LOWELL, C. J. The language of the law (Rev. St. § 5075) is relied on by the assignees, and does seem very explicit, that a secured creditor shall not prove any part of his debt unless he has either delivered up his security altogether, or agreed upon its value with the assignees, or ascertained such value by a sale, under the order of the district court. In this district it has been considered that this section, intended for the protection of the general creditors, was not 897 absolutely restrictive, and that when an advantageous sale had been made, in entire good faith, there was power in the court to confirm the sale afterwards as if it had been previously authorized. An unreported case of this sort, decided many years ago, was brought to our notice by counsel. Two cases may be cited from other circuits which follow the same line of decision: Lee v. Franklin Savings Inst. 3 N. B. R. 218; Re Moller, 8 Ben. 526, affirmed 14 Blatchf. 207. In the judgment of affirmance the late able circuit judge of the second circuit says: “The statute is not model in its provisions, but substantial.” So Judge Hoffman once said that the bankrupt act is not intended to be a practice act. The case in New York was stronger for the creditor than this case, but it decided that a literal compliance with the statute was not necessary. It must be held to modify, to some extent, the very general and sweeping language used in a decision in the same circuit in Re Herrick, 17 N. B. R. 335.
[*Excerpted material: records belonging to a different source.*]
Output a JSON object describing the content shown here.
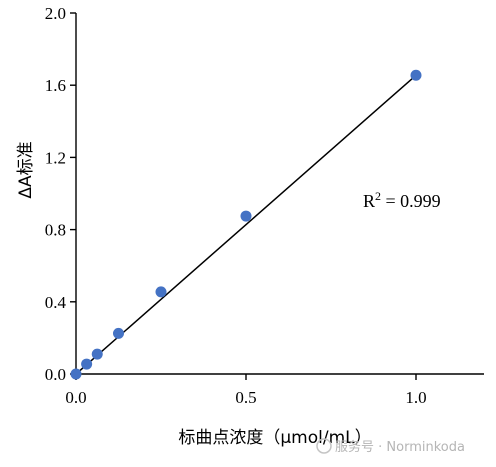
{
  "chart_data": {
    "type": "scatter",
    "xlabel": "标曲点浓度（μmol/mL）",
    "ylabel": "ΔA标准",
    "xlim": [
      0,
      1.2
    ],
    "ylim": [
      0,
      2.0
    ],
    "x_ticks": [
      "0.0",
      "0.5",
      "1.0"
    ],
    "y_ticks": [
      "0.0",
      "0.4",
      "0.8",
      "1.2",
      "1.6",
      "2.0"
    ],
    "points": [
      {
        "x": 0.0,
        "y": 0.0
      },
      {
        "x": 0.03125,
        "y": 0.055
      },
      {
        "x": 0.0625,
        "y": 0.11
      },
      {
        "x": 0.125,
        "y": 0.225
      },
      {
        "x": 0.25,
        "y": 0.455
      },
      {
        "x": 0.5,
        "y": 0.875
      },
      {
        "x": 1.0,
        "y": 1.655
      }
    ],
    "fit_line": {
      "x": [
        0.0,
        1.0
      ],
      "y": [
        0.0,
        1.655
      ]
    },
    "annotation": {
      "base": "R",
      "sup": "2",
      "rest": " = 0.999"
    },
    "point_color": "#4472c4",
    "line_color": "#000000"
  },
  "watermark": {
    "text": "服务号 · Norminkoda"
  }
}
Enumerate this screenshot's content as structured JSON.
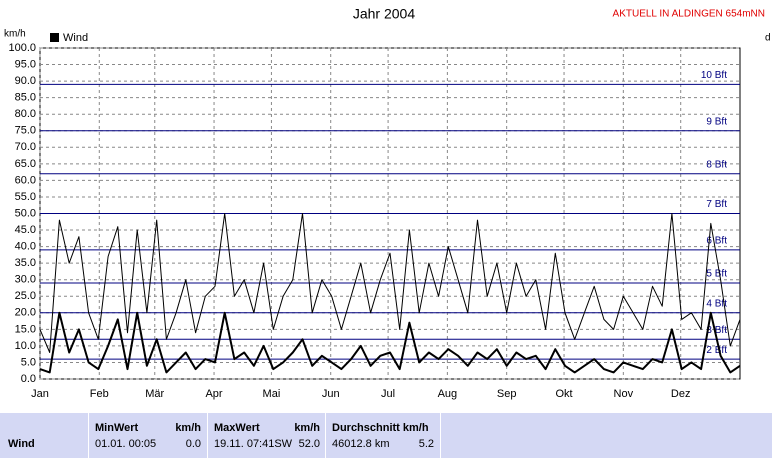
{
  "chart_data": {
    "type": "line",
    "title": "Jahr 2004",
    "note": "AKTUELL IN ALDINGEN 654mNN",
    "y_label": "km/h",
    "y2_label": "d",
    "xlim": [
      0,
      366
    ],
    "xticks": [
      {
        "value": 0,
        "label": "Jan"
      },
      {
        "value": 31,
        "label": "Feb"
      },
      {
        "value": 60,
        "label": "Mär"
      },
      {
        "value": 91,
        "label": "Apr"
      },
      {
        "value": 121,
        "label": "Mai"
      },
      {
        "value": 152,
        "label": "Jun"
      },
      {
        "value": 182,
        "label": "Jul"
      },
      {
        "value": 213,
        "label": "Aug"
      },
      {
        "value": 244,
        "label": "Sep"
      },
      {
        "value": 274,
        "label": "Okt"
      },
      {
        "value": 305,
        "label": "Nov"
      },
      {
        "value": 335,
        "label": "Dez"
      }
    ],
    "ylim": [
      0,
      100
    ],
    "yticks": [
      {
        "value": 0,
        "label": "0.0"
      },
      {
        "value": 5,
        "label": "5.0"
      },
      {
        "value": 10,
        "label": "10.0"
      },
      {
        "value": 15,
        "label": "15.0"
      },
      {
        "value": 20,
        "label": "20.0"
      },
      {
        "value": 25,
        "label": "25.0"
      },
      {
        "value": 30,
        "label": "30.0"
      },
      {
        "value": 35,
        "label": "35.0"
      },
      {
        "value": 40,
        "label": "40.0"
      },
      {
        "value": 45,
        "label": "45.0"
      },
      {
        "value": 50,
        "label": "50.0"
      },
      {
        "value": 55,
        "label": "55.0"
      },
      {
        "value": 60,
        "label": "60.0"
      },
      {
        "value": 65,
        "label": "65.0"
      },
      {
        "value": 70,
        "label": "70.0"
      },
      {
        "value": 75,
        "label": "75.0"
      },
      {
        "value": 80,
        "label": "80.0"
      },
      {
        "value": 85,
        "label": "85.0"
      },
      {
        "value": 90,
        "label": "90.0"
      },
      {
        "value": 95,
        "label": "95.0"
      },
      {
        "value": 100,
        "label": "100.0"
      }
    ],
    "grid": true,
    "reference_color": "#000080",
    "reference_lines": [
      {
        "value": 6,
        "label": "2 Bft"
      },
      {
        "value": 12,
        "label": "3 Bft"
      },
      {
        "value": 20,
        "label": "4 Bft"
      },
      {
        "value": 29,
        "label": "5 Bft"
      },
      {
        "value": 39,
        "label": "6 Bft"
      },
      {
        "value": 50,
        "label": "7 Bft"
      },
      {
        "value": 62,
        "label": "8 Bft"
      },
      {
        "value": 75,
        "label": "9 Bft"
      },
      {
        "value": 89,
        "label": "10 Bft"
      }
    ],
    "series": [
      {
        "color": "#000000",
        "width": 1,
        "values": [
          15,
          8,
          48,
          35,
          43,
          20,
          12,
          37,
          46,
          14,
          45,
          20,
          48,
          12,
          20,
          30,
          14,
          25,
          28,
          50,
          25,
          30,
          20,
          35,
          15,
          25,
          30,
          50,
          20,
          30,
          25,
          15,
          25,
          35,
          20,
          30,
          38,
          15,
          45,
          20,
          35,
          25,
          40,
          30,
          20,
          48,
          25,
          35,
          20,
          35,
          25,
          30,
          15,
          38,
          20,
          12,
          20,
          28,
          18,
          15,
          25,
          20,
          15,
          28,
          22,
          50,
          18,
          20,
          15,
          47,
          30,
          10,
          18
        ]
      },
      {
        "name": "Wind",
        "color": "#000000",
        "width": 2,
        "values": [
          3,
          2,
          20,
          8,
          15,
          5,
          3,
          10,
          18,
          3,
          20,
          4,
          12,
          2,
          5,
          8,
          3,
          6,
          5,
          20,
          6,
          8,
          4,
          10,
          3,
          5,
          8,
          12,
          4,
          7,
          5,
          3,
          6,
          10,
          4,
          7,
          8,
          3,
          17,
          5,
          8,
          6,
          9,
          7,
          4,
          8,
          6,
          9,
          4,
          8,
          6,
          7,
          3,
          9,
          4,
          2,
          4,
          6,
          3,
          2,
          5,
          4,
          3,
          6,
          5,
          15,
          3,
          5,
          3,
          20,
          7,
          2,
          4
        ]
      }
    ]
  },
  "stats_table": {
    "row_label": "Wind",
    "columns": [
      {
        "header": "MinWert",
        "unit": "km/h",
        "date": "01.01.  00:05",
        "value": "0.0"
      },
      {
        "header": "MaxWert",
        "unit": "km/h",
        "date": "19.11.  07:41SW",
        "value": "52.0"
      },
      {
        "header": "Durchschnitt km/h",
        "unit": "",
        "date": "46012.8 km",
        "value": "5.2"
      }
    ]
  }
}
In the present case there appeared to the secured creditors to be an opportunity to realize a considerable sum from a security absolutely worthless, and they had no good reason to believe that it would last. If the district court had been applied to, and had chosen to act at all while the case was before the circuit court, it would undoubtedly have permitted the sale. We think it doubtful, however, whether either the court or the assignees would have taken the responsibility of acting; for not only was it uncertain whether the railroad company could be made bankrupt, but also which of three courts would have the settlement of the case.
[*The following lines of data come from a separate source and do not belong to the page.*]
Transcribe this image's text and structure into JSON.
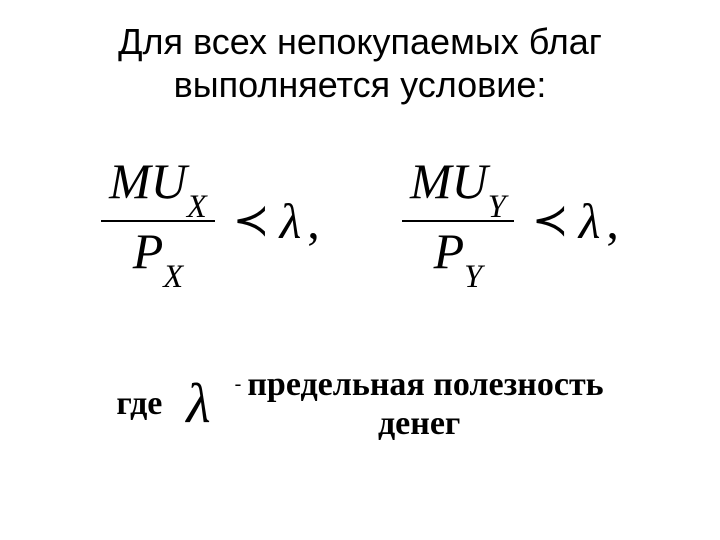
{
  "title": {
    "line1": "Для всех непокупаемых благ",
    "line2": "выполняется условие:"
  },
  "formulas": {
    "left": {
      "numerator_main": "MU",
      "numerator_sub": "X",
      "denominator_main": "P",
      "denominator_sub": "X",
      "relation": "≺",
      "rhs": "λ",
      "tail": ","
    },
    "right": {
      "numerator_main": "MU",
      "numerator_sub": "Y",
      "denominator_main": "P",
      "denominator_sub": "Y",
      "relation": "≺",
      "rhs": "λ",
      "tail": ","
    }
  },
  "where": {
    "label": "где",
    "symbol": "λ",
    "dash": "-",
    "desc_line1": "предельная полезность",
    "desc_line2": "денег"
  },
  "style": {
    "background": "#ffffff",
    "text_color": "#000000",
    "title_fontsize": 36,
    "formula_fontsize": 50,
    "where_fontsize": 34,
    "lambda_where_fontsize": 56,
    "font_family_title": "Arial",
    "font_family_math": "Times New Roman"
  }
}
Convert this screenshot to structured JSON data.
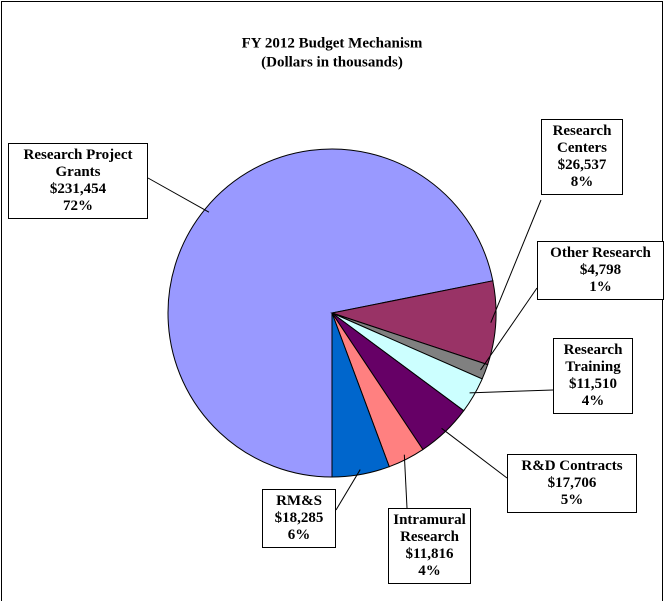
{
  "chart_data": {
    "type": "pie",
    "title": "FY  2012 Budget Mechanism",
    "subtitle": "(Dollars in thousands)",
    "categories": [
      "Research Project Grants",
      "Research Centers",
      "Other Research",
      "Research Training",
      "R&D Contracts",
      "Intramural Research",
      "RM&S"
    ],
    "values": [
      231454,
      26537,
      4798,
      11510,
      17706,
      11816,
      18285
    ],
    "value_labels": [
      "$231,454",
      "$26,537",
      "$4,798",
      "$11,510",
      "$17,706",
      "$11,816",
      "$18,285"
    ],
    "percentages": [
      72,
      8,
      1,
      4,
      5,
      4,
      6
    ],
    "percentage_labels": [
      "72%",
      "8%",
      "1%",
      "4%",
      "5%",
      "4%",
      "6%"
    ],
    "colors": [
      "#9999ff",
      "#993366",
      "#808080",
      "#ccffff",
      "#660066",
      "#ff8080",
      "#0066cc"
    ]
  }
}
Besides, the statute contemplates that the assignees will be appointed speedily, and it would appear from the context of section 5075 that a sale is to be ordered by the court only when the assignees and the creditor cannot agree. This is Judge Wallace's opinion, as expressed in Re Herrick, 17 N. B. R. 335. The case of a necessity for a sale before the assignees are qualified and acting, appears to be a case omitted from this section of the statute; so that if the court at such a time should order a sale, which we have no doubt of its power to do, yet such a sale would not be a sale within the 898 terms of section 5075, and therefore the remainder of the debt could not be proved, if this provision has the positive quality which is ascribed to it. Yet there are cases in which it is of the greatest importance for all parties that a sale should be made at such a time. See Re Grinnell, 9 N. B. R. 137.
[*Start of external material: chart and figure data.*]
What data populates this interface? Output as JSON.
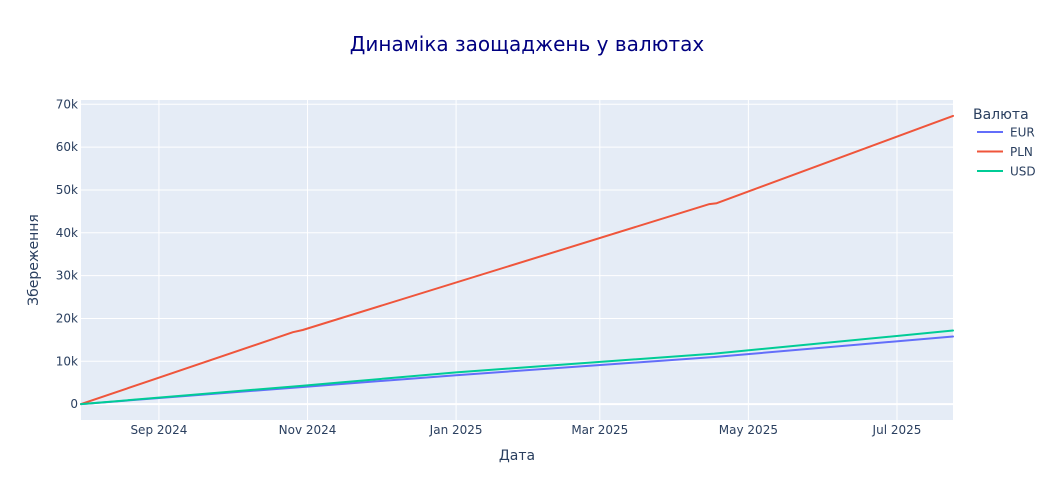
{
  "chart_data": {
    "type": "line",
    "title": "Динаміка заощаджень у валютах",
    "xlabel": "Дата",
    "ylabel": "Збереження",
    "x_ticks": [
      {
        "date": "2024-09-01",
        "label": "Sep 2024"
      },
      {
        "date": "2024-11-01",
        "label": "Nov 2024"
      },
      {
        "date": "2025-01-01",
        "label": "Jan 2025"
      },
      {
        "date": "2025-03-01",
        "label": "Mar 2025"
      },
      {
        "date": "2025-05-01",
        "label": "May 2025"
      },
      {
        "date": "2025-07-01",
        "label": "Jul 2025"
      }
    ],
    "y_ticks": [
      {
        "value": 0,
        "label": "0"
      },
      {
        "value": 10000,
        "label": "10k"
      },
      {
        "value": 20000,
        "label": "20k"
      },
      {
        "value": 30000,
        "label": "30k"
      },
      {
        "value": 40000,
        "label": "40k"
      },
      {
        "value": 50000,
        "label": "50k"
      },
      {
        "value": 60000,
        "label": "60k"
      },
      {
        "value": 70000,
        "label": "70k"
      }
    ],
    "xlim": [
      "2024-07-31",
      "2025-07-24"
    ],
    "ylim": [
      -3700,
      71000
    ],
    "grid": true,
    "legend": {
      "title": "Валюта",
      "position": "right"
    },
    "series": [
      {
        "name": "EUR",
        "color": "#636efa",
        "points": [
          [
            "2024-07-31",
            0
          ],
          [
            "2024-10-30",
            4000
          ],
          [
            "2025-01-01",
            6750
          ],
          [
            "2025-04-17",
            11000
          ],
          [
            "2025-07-24",
            15800
          ]
        ]
      },
      {
        "name": "PLN",
        "color": "#ef553b",
        "points": [
          [
            "2024-07-31",
            0
          ],
          [
            "2024-10-26",
            16800
          ],
          [
            "2024-10-30",
            17300
          ],
          [
            "2025-04-15",
            46700
          ],
          [
            "2025-04-18",
            46900
          ],
          [
            "2025-07-24",
            67300
          ]
        ]
      },
      {
        "name": "USD",
        "color": "#00cc96",
        "points": [
          [
            "2024-07-31",
            0
          ],
          [
            "2024-10-30",
            4300
          ],
          [
            "2025-01-01",
            7400
          ],
          [
            "2025-04-17",
            11800
          ],
          [
            "2025-07-24",
            17200
          ]
        ]
      }
    ]
  }
}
The secured creditor, after all, has the most direct and vital interest in the security, and is the principal sufferer if an opportunity for realizing it is lost. These creditors were in a difficult position, and having exercised in good faith their best discretion, at a time concerning which this section of the statute is silent, and having realized a considerable sum, which at the time seemed to be a clear gain from an utterly worthless security, we are of opinion that the district judge had the power, and has well exercised it, of confirming the sale as if made after the confirmation of the assignees, and by previous authority, and that the proof for the remainder of the debt should be allowed; and it is so ordered.